# taz.de -- Saudi-Arabien und seine Sportstrategie: Auf dem Weg, Katar zu übertrumpfen
       
       > Saudi-Arabien investiert mächtig in den Fußball. Zwei Klubs aus der
       > Premier League stehen auf dem Einkaufszettel und Ronaldo gewiss auch.
       
 (IMG) Bild: Ronaldo ist dieser Tage intensiv vom saudi-arabischen Klub Al-Naffra umgarnt worden
       
       Abdulaziz bin Turki Al-Faisal ist in Kauflaune. Der Sportminister von
       Saudi-Arabien, übrigens ein früherer Rennfahrer, erinnert in seinem
       Gebaren, das Geld sprechen zu lassen, an eine Figur aus der deutschen
       Fernsehserie „Kir Royal“: Der rheinische Fabrikant Heinrich Haffenloher
       sagt da zum Klatschreporter Baby Schimmerlos die mittlerweile legendären
       Worte: „Isch schieb et dir hinten und vorne rein. Isch scheiß dich sowat
       von zu mit meinem Geld, dass de keine ruhige Minute mehr hast. Und die
       Versuchung is’ so groß, da nimmstes und dann hab isch dich, dann jehörste
       mir. Und dann biste mein Knecht.“
       
       Al-Faisal ist seit Tagen an zwei Fronten aktiv. Zwei delikate Happen liegen
       am Investorenbuffet bereit: die englischen Fußballklubs Manchester United
       und FC Liverpool. Und dann ist da noch Cristiano Ronaldo zu haben. Wer kann
       da schon widerstehen?
       
       Seit dem Jahr 2005 [1][nennt die US-Familie Glazer] den englischen
       Rekordmeister Manchester United ihr Eigen. Nun ziehen sie einen Verkauf in
       Betracht. „Wir werden sehen, wo das hinführt“, sagte Avram Glazer unlängst
       dem TV-Sender Sky News. Der 62-Jährige ist seit dem Tod seines Vaters
       Malcolm im Jahr 2014 auch United-Vorsitzender – gemeinsam mit seinem Bruder
       Joel. Drei Wochen vorher war bekannt geworden, dass die US-amerikanische
       Fenway Sports Group (FSG), seit 2010 Inhaberin des FC Liverpool, ebenfalls
       offen für Angebote ist.
       
       Laut einem Bericht der englischen Sportzeitung The Athletic schätzen
       Experten den Verkaufswert auf über fünf Milliarden Dollar – mehr als das
       Zehnfache der 343 Millionen, die die vom US-Geschäftsmann John W. Henry
       gegründete FSG im Jahr 2010 für den FC Liverpool bezahlt hatte.
       
       ## Bald eine Golf League in England
       
       [2][Bereits im Besitz der Saudis ist der Premier-League-Klub Newcastle
       United.] Ein saudisches Konsortium hält 80 Prozent der Anteile. Einige Fans
       schwenken schon die grüne Fahne Saudi-Arabiens, und geht es nach
       Sportminister al-Faisal, der weitere Investments aus dem saudischen
       „Privatsektor“ in die Premier League ausdrücklich gutheißt, dann könnte aus
       der Champions League bald eine Golf League werden, denn Manchester City ist
       seit Längerem in der Hand der Vereinigten Arabischen Emirate, Paris St.

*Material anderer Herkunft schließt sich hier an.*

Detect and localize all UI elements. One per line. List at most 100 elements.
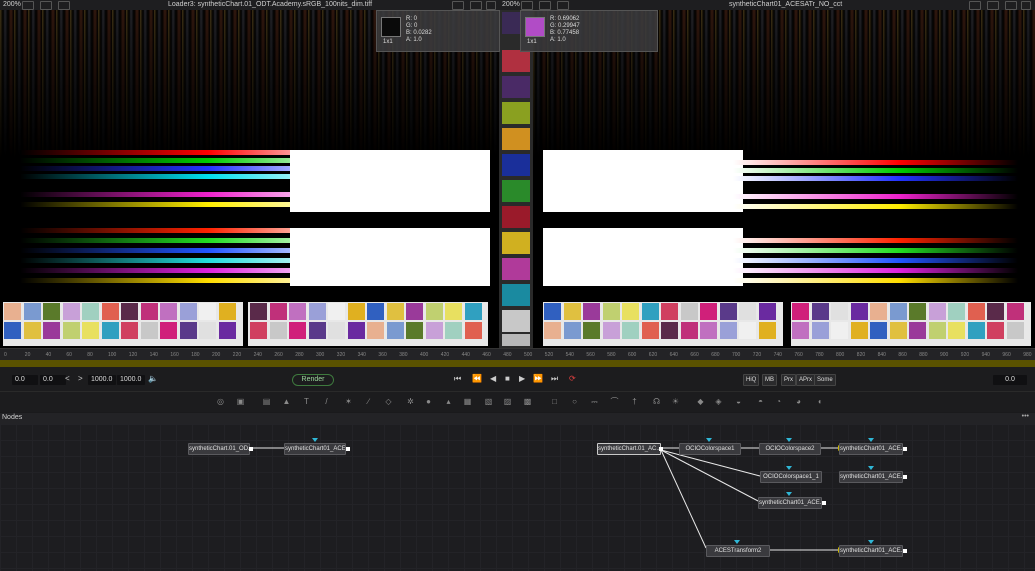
fog-icon[interactable]: ◖	[815, 397, 824, 406]
merge3d-icon[interactable]: ◈	[714, 397, 723, 406]
aprx-button[interactable]: APrx	[796, 374, 816, 386]
shape3d-icon[interactable]: ◆	[696, 397, 705, 406]
chart-color-swatch	[758, 322, 776, 339]
color-correct-icon[interactable]: ✲	[406, 397, 415, 406]
merge-icon[interactable]: ▣	[236, 397, 245, 406]
go-to-end-icon[interactable]: ⏭	[551, 374, 558, 384]
render-end-field[interactable]: 1000.0	[88, 375, 116, 385]
timeline-bar[interactable]	[0, 360, 1035, 367]
viewer-option-icon[interactable]	[58, 1, 70, 10]
go-to-start-icon[interactable]: ⏮	[454, 374, 461, 384]
mask-icon[interactable]: ∕	[364, 397, 373, 406]
blur-icon[interactable]: ●	[424, 397, 433, 406]
viewer-option-icon[interactable]	[486, 1, 496, 10]
transform-icon[interactable]: ◎	[216, 397, 225, 406]
viewer-option-icon[interactable]	[1005, 1, 1017, 10]
saver-icon[interactable]: ▨	[503, 397, 512, 406]
chevron-right-icon[interactable]: >	[78, 374, 83, 383]
left-zoom-level[interactable]: 200%	[3, 0, 21, 10]
chart-color-swatch	[811, 322, 829, 339]
render-button[interactable]: Render	[292, 374, 334, 386]
node-output-pin[interactable]	[659, 447, 663, 451]
polygon-icon[interactable]: □	[550, 397, 559, 406]
viewer-option-icon[interactable]	[1021, 1, 1031, 10]
viewer-option-icon[interactable]	[470, 1, 482, 10]
loop-icon[interactable]: ⟳	[569, 374, 576, 383]
node-ocio-colorspace1[interactable]: OCIOColorspace1	[679, 443, 741, 455]
ellipse-icon[interactable]: ○	[570, 397, 579, 406]
fusion-icon[interactable]: ▩	[523, 397, 532, 406]
stop-icon[interactable]: ■	[505, 374, 510, 383]
drop-icon[interactable]: ▴	[444, 397, 453, 406]
node-graph[interactable]: syntheticChart.01_OD... syntheticChart01…	[0, 424, 1035, 571]
node-saver-5[interactable]: syntheticChart01_ACE...	[839, 545, 903, 557]
node-output-pin[interactable]	[822, 501, 826, 505]
render3d-icon[interactable]: ◒	[734, 397, 743, 406]
camera-icon[interactable]: ☊	[652, 397, 661, 406]
white-block	[290, 228, 490, 286]
play-icon[interactable]: ▶	[519, 374, 525, 383]
node-aces-transform2[interactable]: ACESTransform2	[706, 545, 770, 557]
ruler-tick-label: 800	[836, 352, 845, 358]
render-start-field[interactable]: 0.0	[40, 375, 66, 385]
chart-color-swatch	[680, 303, 698, 320]
viewer-option-icon[interactable]	[452, 1, 464, 10]
some-button[interactable]: Some	[814, 374, 836, 386]
chart-color-swatch	[909, 303, 926, 320]
left-viewer-canvas[interactable]	[0, 10, 499, 348]
node-ocio-colorspace1-1[interactable]: OCIOColorspace1_1	[760, 471, 822, 483]
viewer-option-icon[interactable]	[521, 1, 533, 10]
node-saver-2[interactable]: syntheticChart01_ACE...	[839, 443, 903, 455]
speaker-icon[interactable]: 🔈	[148, 374, 158, 383]
mb-button[interactable]: MB	[762, 374, 777, 386]
chevron-left-icon[interactable]: <	[65, 374, 70, 383]
brush-icon[interactable]: /	[322, 397, 331, 406]
sphere-icon[interactable]: ◕	[794, 397, 803, 406]
viewer-option-icon[interactable]	[987, 1, 999, 10]
text-icon[interactable]: T	[302, 397, 311, 406]
viewer-option-icon[interactable]	[22, 1, 34, 10]
background-icon[interactable]: ▤	[262, 397, 271, 406]
viewer-option-icon[interactable]	[969, 1, 981, 10]
node-loader-aces[interactable]: syntheticChart.01_AC...	[597, 443, 661, 455]
global-start-field[interactable]: 0.0	[12, 375, 38, 385]
tracker-icon[interactable]: †	[630, 397, 639, 406]
image-plane-icon[interactable]: ◔	[774, 397, 783, 406]
right-zoom-level[interactable]: 200%	[502, 0, 520, 10]
play-reverse-icon[interactable]: ◀	[490, 374, 496, 383]
node-ocio-colorspace2[interactable]: OCIOColorspace2	[759, 443, 821, 455]
rectangle-icon[interactable]: ⎓	[590, 397, 599, 406]
light-icon[interactable]: ☀	[671, 397, 680, 406]
more-options-icon[interactable]: •••	[1022, 413, 1029, 420]
particle-icon[interactable]: ✶	[344, 397, 353, 406]
viewer-option-icon[interactable]	[557, 1, 569, 10]
channel-icon[interactable]: ▦	[463, 397, 472, 406]
hiq-button[interactable]: HiQ	[743, 374, 760, 386]
node-output-pin[interactable]	[249, 447, 253, 451]
node-saver-4[interactable]: syntheticChart01_ACE...	[758, 497, 822, 509]
step-forward-icon[interactable]: ⏩	[533, 374, 543, 383]
chart-color-swatch	[661, 303, 678, 320]
ruler-tick-label: 760	[794, 352, 803, 358]
viewer-option-icon[interactable]	[40, 1, 52, 10]
current-frame-field[interactable]: 0.0	[993, 375, 1027, 385]
node-loader-odt[interactable]: syntheticChart.01_OD...	[188, 443, 250, 455]
renderer-icon[interactable]: ◓	[756, 397, 765, 406]
node-output-pin[interactable]	[346, 447, 350, 451]
node-output-pin[interactable]	[903, 549, 907, 553]
bezier-icon[interactable]: ◇	[384, 397, 393, 406]
node-output-pin[interactable]	[903, 447, 907, 451]
paint-icon[interactable]: ▲	[282, 397, 291, 406]
prx-button[interactable]: Prx	[781, 374, 796, 386]
right-viewer-title: syntheticChart01_ACESATr_NO_cct	[729, 1, 843, 8]
bspline-icon[interactable]: ⌒	[610, 397, 619, 406]
right-viewer-canvas[interactable]	[533, 10, 1035, 348]
loader-icon[interactable]: ▧	[484, 397, 493, 406]
step-back-icon[interactable]: ⏪	[472, 374, 482, 383]
global-end-field[interactable]: 1000.0	[117, 375, 145, 385]
node-saver-1[interactable]: syntheticChart01_ACE...	[284, 443, 346, 455]
ruler-tick-label: 380	[399, 352, 408, 358]
node-saver-3[interactable]: syntheticChart01_ACE...	[839, 471, 903, 483]
viewer-option-icon[interactable]	[539, 1, 551, 10]
node-output-pin[interactable]	[903, 475, 907, 479]
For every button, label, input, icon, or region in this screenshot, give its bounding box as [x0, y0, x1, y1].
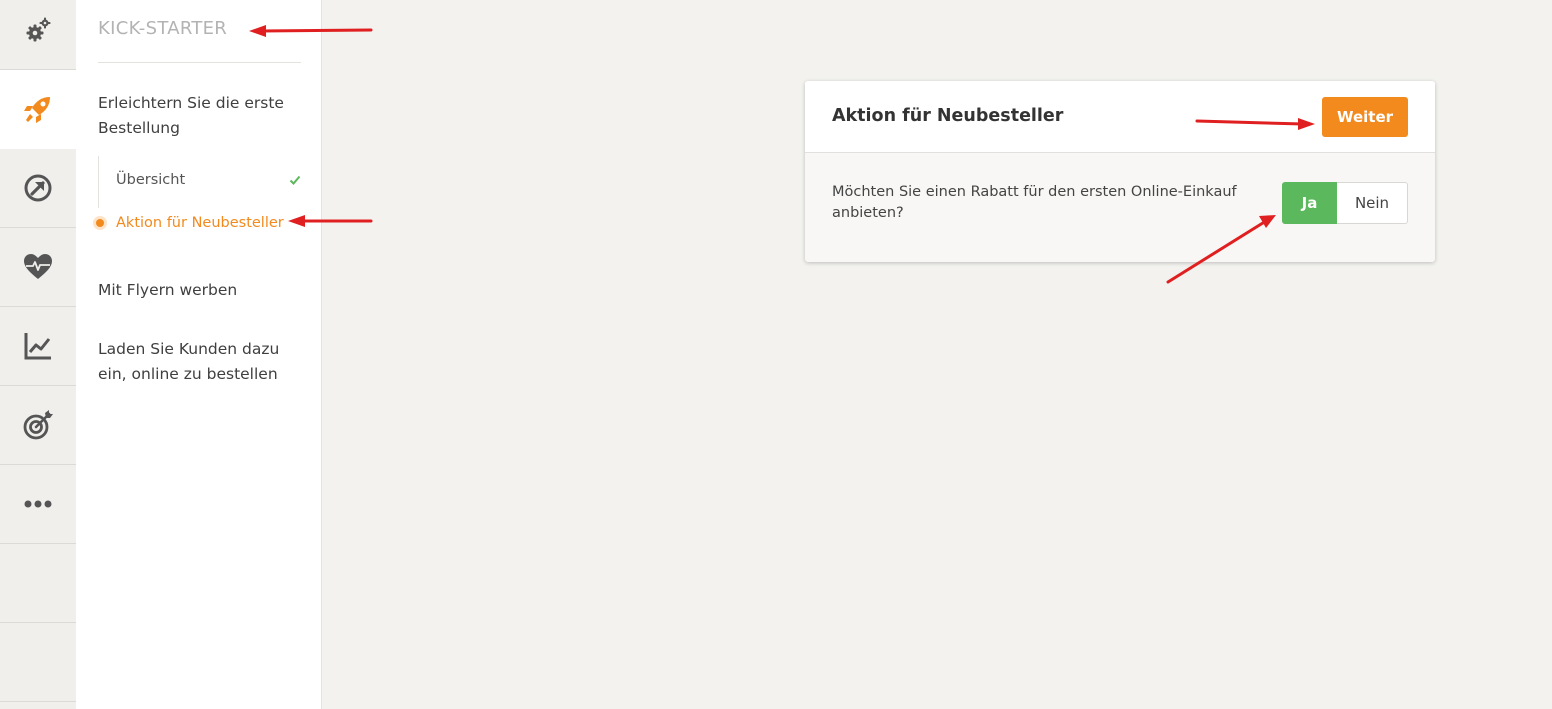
sidebar-divider — [98, 62, 301, 63]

       Germain gehört den Katarern.
       
       Ihr Einfluss auf andere Klubs wie den FC Barcelona oder AS Rom ist groß.
       Der Bieterwettstreit um die beiden englischen Klubs hat also begonnen. Die
       Saudis haben freilich Konkurrenz. Apple soll Interesse gezeigt haben,
       ebenso wie David Beckham und das spanische Textilunternehmen unter der
       Führung von Amancio Ortega, dem „Zara“-Gründer.
       
       Im Sack schien auch der Deal mit Cristiano Ronaldo, 37. Bis zum Donnerstag
       wurde berichtet, dass der Altstar zum Klub Al-Naffra, was auf Arabisch Sieg
       bedeutet, wechselt. Von seinem alten Arbeitgeber, Manchester United, hatte
       er sich unrühmlich verabschiedet. Über 220 Millionen Dollar in knapp drei
       Jahren waren Ronaldo bei Al-Naffra in Aussicht gestellt worden. Wie die
       englische Boulevardzeitung The Sun jetzt offenbarte, hat er das
       Vertragsangebot aber doch abgelehnt, weil er weiter in der Champions League
       spielen wolle.
       
       Ronaldo verbindet mit Saudi-Arabien durchaus positive Erinnerungen. Im Jahr
       2019 gewann er als Angestellter von Juventus Turin den italienischen
       Supercup in Dschidda. Auch die spanische Liga hat das Duell des Meisters
       mit dem Pokalsieger in die Wüste verlegt,und lässt sich diesen Transfer
       teuer bezahlen.
       
       Saudi-Arabien verfolgt seit 2016 die Strategie des globalen
       Sportinvestments, als Teil des Entwicklungsplanes 2030. „Die Vision 2030
       hat die Schaffung von Profisport und einer Sportindustrie als eines ihrer
       Ziele festgelegt. Das wird nicht nur potenziell Tausenden von Saudis
       Arbeitsplätze bieten, sondern auch die Lebensqualität für alle, die im
       Königreich leben, verbessern“, so Fahad Nazer, Sprecher der
       saudi-arabischen Botschaft in Washington. Er spricht damit al-Faisal aus
       dem Herzen: Nach dem Ölbusiness kommt das Sportbusiness, unter anderem. Im
       Mittelpunkt steht die Frage, wie Wohlstand und Einfluss langfristig
       gesichert werden können.
       
       Es gibt einen 650-Millionen-Dollar-Deal mit der Formel 1, sehr viele
       Millionen wurden in [3][die neue LIV-Golfserie] gesteckt. Lionel Messi
       wirbt für den saudischen Tourismusverband. Eine langfristige Partnerschaft
       besteht mit der Wrestling-Organisation WWE, um nur einige Beispiele zu
       nennen. Das Königreich hat zudem die Boston Consulting Group angeheuert, um
       sein Interesse an der Ausrichtung einer Fußball-Weltmeisterschaft in nicht
       allzu ferner Zukunft durchzusetzen. Der spanische Fußballverband streicht
       in einem Dreijahreszeitraum 145 Millionen Dollar ein. Und asiatische
       Winterspiele wird es im Jahr 2029 auch in Saudi-Arabien geben, in Trojena.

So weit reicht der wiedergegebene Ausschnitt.